State Sen. Joe Simitian’s bid to increase the effectiveness of California’s distracted driving laws has failed, at least for 2010.
Senate Bill 1475 would have would more than doubled fines on the trio of distracted driving laws that the senator pushed through in recent years. The bill also would have applied the laws against text messaging and use of handheld cell phones to California’s bicyclists.
“The deadline for bills to pass the Appropriations Committee was Aug. 13, and since the cell phone bill did not pass the committee by the deadline, it died there,” said Phil Yost of Simitian’s office.

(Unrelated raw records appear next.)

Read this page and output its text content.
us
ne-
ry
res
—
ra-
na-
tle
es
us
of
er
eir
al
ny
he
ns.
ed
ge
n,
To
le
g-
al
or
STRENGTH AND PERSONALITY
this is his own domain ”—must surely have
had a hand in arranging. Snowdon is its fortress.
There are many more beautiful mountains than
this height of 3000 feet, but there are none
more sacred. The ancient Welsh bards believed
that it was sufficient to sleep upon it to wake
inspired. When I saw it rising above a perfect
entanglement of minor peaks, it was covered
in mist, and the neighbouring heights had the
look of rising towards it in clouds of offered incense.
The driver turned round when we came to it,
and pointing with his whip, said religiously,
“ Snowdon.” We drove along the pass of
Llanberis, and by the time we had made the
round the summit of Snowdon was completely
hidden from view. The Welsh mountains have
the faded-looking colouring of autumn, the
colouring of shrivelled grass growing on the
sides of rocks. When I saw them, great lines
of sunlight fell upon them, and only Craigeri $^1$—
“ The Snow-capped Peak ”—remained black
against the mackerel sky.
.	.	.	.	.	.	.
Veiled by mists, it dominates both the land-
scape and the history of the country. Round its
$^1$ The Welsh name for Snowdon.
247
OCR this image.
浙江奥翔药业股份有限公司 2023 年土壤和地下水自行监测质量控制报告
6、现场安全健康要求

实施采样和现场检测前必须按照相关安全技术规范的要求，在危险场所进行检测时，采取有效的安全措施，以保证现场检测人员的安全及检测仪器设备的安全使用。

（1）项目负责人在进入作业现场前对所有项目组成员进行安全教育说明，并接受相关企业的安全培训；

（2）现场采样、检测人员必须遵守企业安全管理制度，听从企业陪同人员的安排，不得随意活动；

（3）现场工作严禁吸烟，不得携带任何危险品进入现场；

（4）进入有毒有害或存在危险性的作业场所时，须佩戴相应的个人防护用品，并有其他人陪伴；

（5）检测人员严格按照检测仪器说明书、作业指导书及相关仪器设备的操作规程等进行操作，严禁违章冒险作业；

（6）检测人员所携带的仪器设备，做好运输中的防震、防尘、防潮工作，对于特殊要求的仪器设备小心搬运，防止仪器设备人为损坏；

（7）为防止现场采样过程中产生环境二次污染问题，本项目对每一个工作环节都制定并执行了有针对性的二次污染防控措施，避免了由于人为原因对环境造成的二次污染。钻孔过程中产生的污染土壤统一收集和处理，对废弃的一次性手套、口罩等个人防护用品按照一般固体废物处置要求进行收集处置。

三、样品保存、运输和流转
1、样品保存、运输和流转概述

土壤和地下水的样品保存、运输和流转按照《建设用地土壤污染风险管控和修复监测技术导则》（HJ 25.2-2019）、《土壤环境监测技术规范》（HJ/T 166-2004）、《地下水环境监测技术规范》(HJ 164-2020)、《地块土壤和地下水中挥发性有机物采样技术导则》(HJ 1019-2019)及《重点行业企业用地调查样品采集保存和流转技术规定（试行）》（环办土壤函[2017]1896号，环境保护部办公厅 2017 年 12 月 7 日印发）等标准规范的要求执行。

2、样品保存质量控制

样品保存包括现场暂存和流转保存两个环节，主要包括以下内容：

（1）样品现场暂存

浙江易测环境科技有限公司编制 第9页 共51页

Simitian, D-Palo Alto, has said compliance with California’s distracted driving laws is good, but “there’s room for improvement.” He was seeking “a more significant deterrent” with the increased distracted driving fines.
California’s ban on text messaging while driving went into effect on Jan. 1, 2009. Fines start at $20 and go to $50 for repeat offenses. With fees, the cost of violating the state text messaging law easily tops $200.
Simitian’s bill for 2010 sought to add a point against driver’s licenses for distracted driving violations. He later amended the bill to make the point apply on the second offense.
Bicyclists groups created the early opposition to the bill, and its proposed fines were lowered in response (to $20/$50 with no points per the amendment of April 6).
California’s brutal budget crisis would have received some help from the doubled fines. The Assembly Committee on Appropriations estimated increased distracted driving fines under Senate Bill 1475 would bring in another $32 million annually.